On peut y voir le prolongement logique d’une alternance politique. Mais ce serait minorer la portée politique, presque philosophique, du moment. Car ces arrestations ne visent pas de simples individus. Elles bousculent un système. Mieux : elles délégitiment une méthode. Sous Macky Sall, la politique sénégalaise s’est exercée comme une science du rapport de force. Ce n’est pas là une spécificité nationale, mais une manière de faire qui a été portée à son point d’incandescence : pour durer, il fallait neutraliser les adversaires, verrouiller les ressources, fidéliser les clientèles. Peu importait que la ligne idéologique soit floue, que les institutions soient instrumentalisées ou que le discours républicain soit vidé de sa substance, tant que l’architecture du pouvoir tenait bon. Mansour Faye et Farba Ngom incarnaient cette mécanique. L’un par la proximité familiale érigée en levier politique.
L’autre par l’entregent, l’argent, les réseaux d’influence. Deux profils, deux rouages, mais une même finalité : servir le système et s’en servir. L’APR, dans cette dynamique, s’est comportée moins comme un parti que comme un appareil, une coalition d’intérêts soudée autour de la figure de Macky, pivot de toutes les légitimités. Ce modèle a fonctionné. Jusqu’à ce qu’il ne fonctionne plus. L’élection de 2024 a tout changé. Le pouvoir a basculé, mais c’est surtout la lecture du pouvoir qui est en train d’être réécrite. Le président Sonko – et avec lui une nouvelle génération – n’a eu de cesse de dénoncer les abus, les privilèges, les détournements. En se lançant dans une campagne d’arrestations, son gouvernement semble vouloir joindre l’acte à la parole. Il faudra juger sur pièces. Mais pour l’heure, les signaux sont clairs : la récréation est terminée. Alors, que reste-t-il de l’APR ? Un appareil meurtri, orphelin de son leader, miné par les affaires, désorienté. Un parti sans récit, sans boussole.
Macky Sall, reclus et silencieux, n’est plus qu’un souvenir encombrant. Et ses lieutenants, soit se font oublier, soit tombent. La formation présidentielle d’hier n’a pas entamé sa mue. Elle n’a pas non plus pensé sa survie. Elle vit en apnée. Peut-elle rebondir ? La question vaut d’être posée. L’histoire politique sénégalaise ne manque pas de cas de résilience : le PDS de Wade en sait quelque chose. Mais l’APR n’a ni l’ancrage populaire du socialisme ni la culture d’opposition des libéraux historiques. Elle est née du pouvoir, s’est nourrie du pouvoir, et semble désarmée face à l’opposition. Rebâtir exigera plus qu’un lifting. Il faudra penser à un projet, une base militante, une offre politique. Autant dire : tout ce qui n’a jamais vraiment été fait.

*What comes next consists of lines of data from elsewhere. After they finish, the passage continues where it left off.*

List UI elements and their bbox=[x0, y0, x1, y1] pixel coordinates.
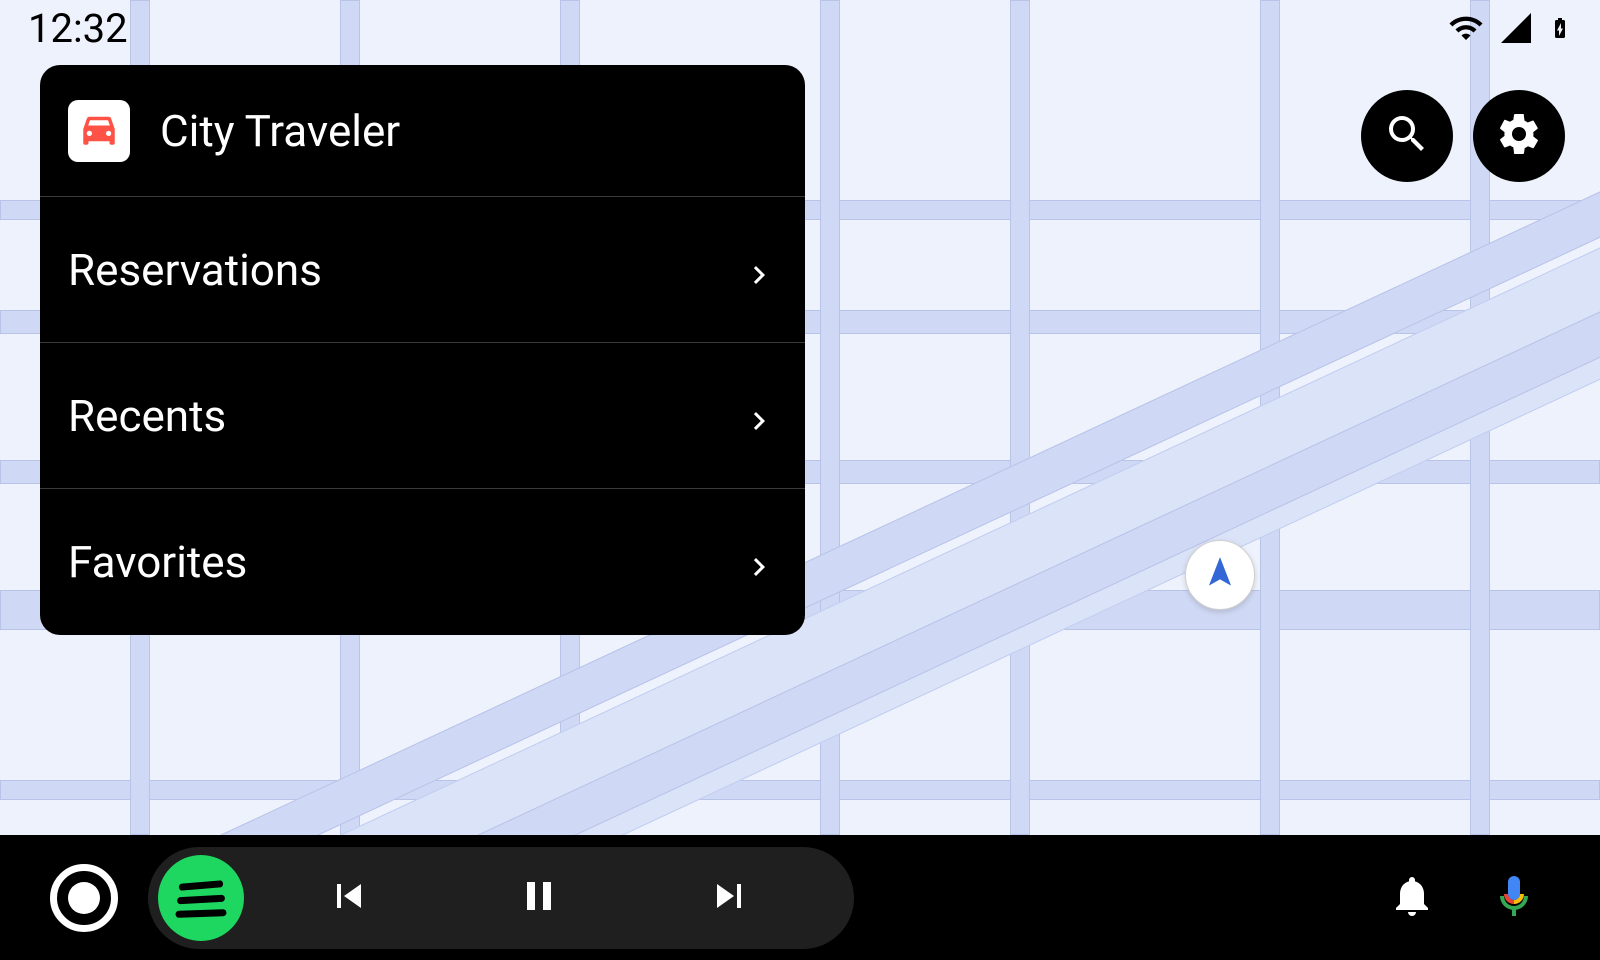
skip-previous-icon bbox=[325, 872, 373, 924]
navigation-panel: City Traveler Reservations Recents Favor… bbox=[40, 65, 805, 635]
home-circle-icon bbox=[68, 882, 100, 914]
mic-icon bbox=[1490, 872, 1538, 924]
pause-icon bbox=[515, 872, 563, 924]
settings-button[interactable] bbox=[1473, 90, 1565, 182]
wifi-icon bbox=[1448, 10, 1484, 46]
navigation-arrow-icon bbox=[1201, 554, 1239, 596]
media-widget bbox=[148, 847, 854, 949]
play-pause-button[interactable] bbox=[444, 847, 634, 949]
next-track-button[interactable] bbox=[634, 847, 824, 949]
skip-next-icon bbox=[705, 872, 753, 924]
menu-item-label: Recents bbox=[68, 390, 226, 442]
media-app-button[interactable] bbox=[158, 855, 244, 941]
status-icons bbox=[1448, 10, 1572, 46]
status-bar: 12:32 bbox=[0, 0, 1600, 56]
screen: 12:32 bbox=[0, 0, 1600, 960]
bottom-bar bbox=[0, 835, 1600, 960]
menu-item-label: Reservations bbox=[68, 244, 322, 296]
status-time: 12:32 bbox=[28, 5, 128, 52]
previous-track-button[interactable] bbox=[254, 847, 444, 949]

En attendant, les signaux sont mauvais. La lutte contre la corruption, si elle se poursuit, risque d’emporter d’autres têtes. Et chaque arrestation supplémentaire fragilise un peu plus l’ancien ordre. Car au fond, ce qui se joue aujourd’hui dépasse largement le sort judiciaire de deux hommes. C’est une certaine idée de la politique qui est jugée : celle du calcul, de la proximité, de la prédation légalisée. L’APR – naguère toute-puissante – découvre l’amère réalité de l’après. L’après-Macky. L’après-impunité. L’après-confort. Tout un monde à reconstruire. Ou à abandonner.